J'ai toujours considéré la psychanalyse avec la plus grande circonspection ; car si la théorie freudienne est admirablement construite et passionnante à étudier, elle souffre d'un gros défaut épistémologique : à cause de sa structure même, il est impossible de concevoir la moindre expérience permettant de vérifier sa validité ou sa nullité. Cela n'ôte rien à son pouvoir thérapeutique ; cela implique juste que les psychanalystes se reposant peut-être sur des théories fumeuses, il vaut mieux ne pas prendre pour parole d'Évangile tout ce qu'ils racontent.

Heureusement, mon thérapeute a parfaitement conscience de ces limitations et n'est absolument pas dogmatique - bien qu'au vu de son grand âge et à sa façon de citer les Saintes Écritures en allemand dans le texte, je le soupçonne d'avoir fait ses études avec Dieu en personne. Et les choses se passent à merveille ! Car la parole guérit. Peut-être par ses rares interventions le thérapeute aide-t-il un peu le processus ; mais même sans cela, la parole guérirait malgré tout.

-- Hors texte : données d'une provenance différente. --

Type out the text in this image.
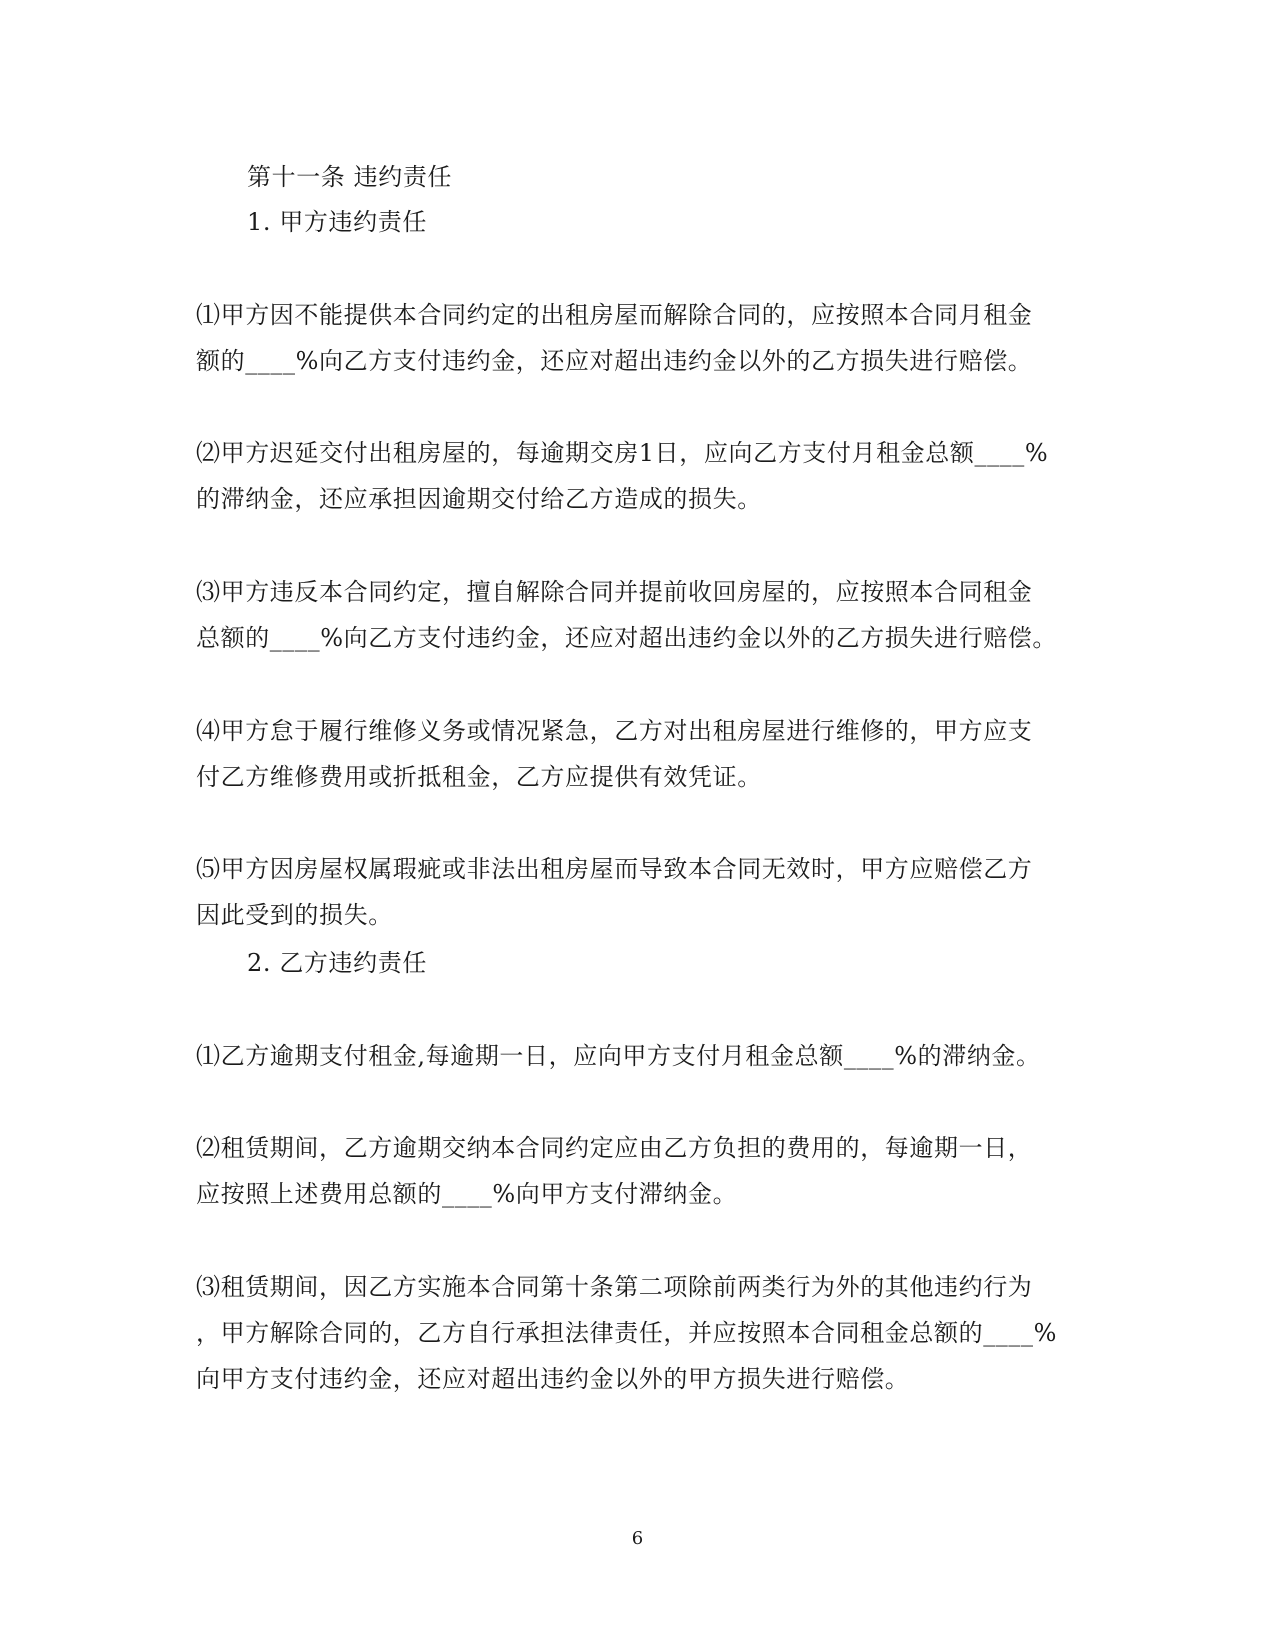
第十一条 违约责任
1. 甲方违约责任
⑴甲方因不能提供本合同约定的出租房屋而解除合同的，应按照本合同月租金
额的____%向乙方支付违约金，还应对超出违约金以外的乙方损失进行赔偿。
⑵甲方迟延交付出租房屋的，每逾期交房1日，应向乙方支付月租金总额____%
的滞纳金，还应承担因逾期交付给乙方造成的损失。
⑶甲方违反本合同约定，擅自解除合同并提前收回房屋的，应按照本合同租金
总额的____%向乙方支付违约金，还应对超出违约金以外的乙方损失进行赔偿。
⑷甲方怠于履行维修义务或情况紧急，乙方对出租房屋进行维修的，甲方应支
付乙方维修费用或折抵租金，乙方应提供有效凭证。
⑸甲方因房屋权属瑕疵或非法出租房屋而导致本合同无效时，甲方应赔偿乙方
因此受到的损失。
2. 乙方违约责任
⑴乙方逾期支付租金,每逾期一日，应向甲方支付月租金总额____%的滞纳金。
⑵租赁期间，乙方逾期交纳本合同约定应由乙方负担的费用的，每逾期一日，
应按照上述费用总额的____%向甲方支付滞纳金。
⑶租赁期间，因乙方实施本合同第十条第二项除前两类行为外的其他违约行为
，甲方解除合同的，乙方自行承担法律责任，并应按照本合同租金总额的____%
向甲方支付违约金，还应对超出违约金以外的甲方损失进行赔偿。
6
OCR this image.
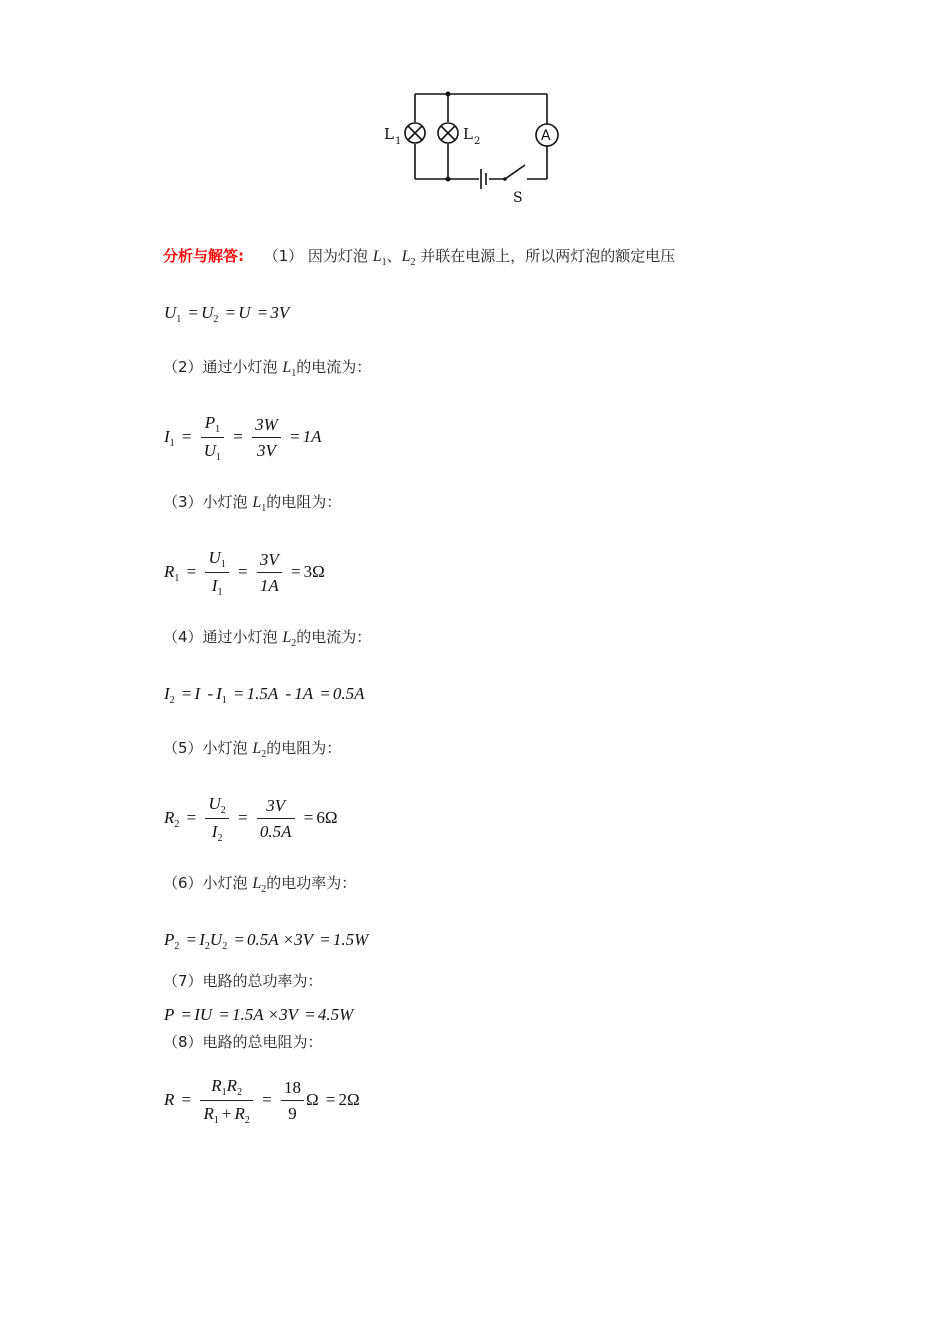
L 1	L 2	A
S
分析与解答: （1） 因为灯泡 $L_1$、$L_2$ 并联在电源上，所以两灯泡的额定电压
$U_1 = U_2 = U = 3V$
（2）通过小灯泡 $L_1$的电流为：
$I_1 = \frac{P_1}{U_1} = \frac{3W}{3V} = 1A$
（3）小灯泡 $L_1$的电阻为：
$R_1 = \frac{U_1}{I_1} = \frac{3V}{1A} = 3\Omega$
（4）通过小灯泡 $L_2$的电流为：
$I_2 = I - I_1 = 1.5A - 1A = 0.5A$
（5）小灯泡 $L_2$的电阻为：
$R_2 = \frac{U_2}{I_2} = \frac{3V}{0.5A} = 6\Omega$
（6）小灯泡 $L_2$的电功率为：
$P_2 = I_2U_2 = 0.5A \times 3V = 1.5W$
（7）电路的总功率为：
P = IU = 1.5A ×3V = 4.5W
（8）电路的总电阻为：
$R = \frac{R_1R_2}{R_1 + R_2} = \frac{18}{9}$ Ω = 2Ω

Nous avons tous des idées inavouables tapies au fond de notre conscience, des pulsions moralement ou légalement répréhensibles, des sentiments qui nous paraissent honteusement inappropriés aux circonstances, des attirances sexuelles « contre-nature » (chacun mettra ce qu'il veut derrière ce terme), etc. Je suppose que les personnes équilibrées gèrent ça très bien. Moi non. J'ai peur de ces idées ; peur qu'elles m'échappent au milieu d'une conversation et que mes interlocuteurs effrayés par tant d'abjection me rejettent ; peur qu'elles soient trop fortes pour que j'y résiste et que je cède à des pulsions monstrueuses. Alors je dépense une énergie considérable à les enfouir. En pure perte, évidemment ! Car une pulsion ne se laisse pas facilement exiler hors de la vie psychique, et quand bien même on y parvient, elle ne tarde pas à ressurgir sous une autre forme : maux de tête, douleurs abdominales, palpitations...

La première vertu que je découvre à l'analyse est de ramener les problèmes dans l'univers du langage - donc dans un univers sur lequel j'ai prise. Allez donc négocier avec une tachycardie ou avec un spasme intestinal ! Tandis qu'une fois verbalisé, tout problème devient soluble. L'autre vertu est de me permettre d'extérioriser ces idées inavouables, de les confier à un tiers qui me les montre ensuite « de loin », comme si elles étaient étrangères ; et de découvrir - ô surprise ! - que ces idées n'ont en fait rien d'effrayant.

Vous n'imaginez pas la sérénite que cela apporte.

N'empêche, je donnerais cher pour lire le carnet que mon psychiatre a couvert de notes dans mon dos pendant ces deux années où j'ai déblatéré sur son divan.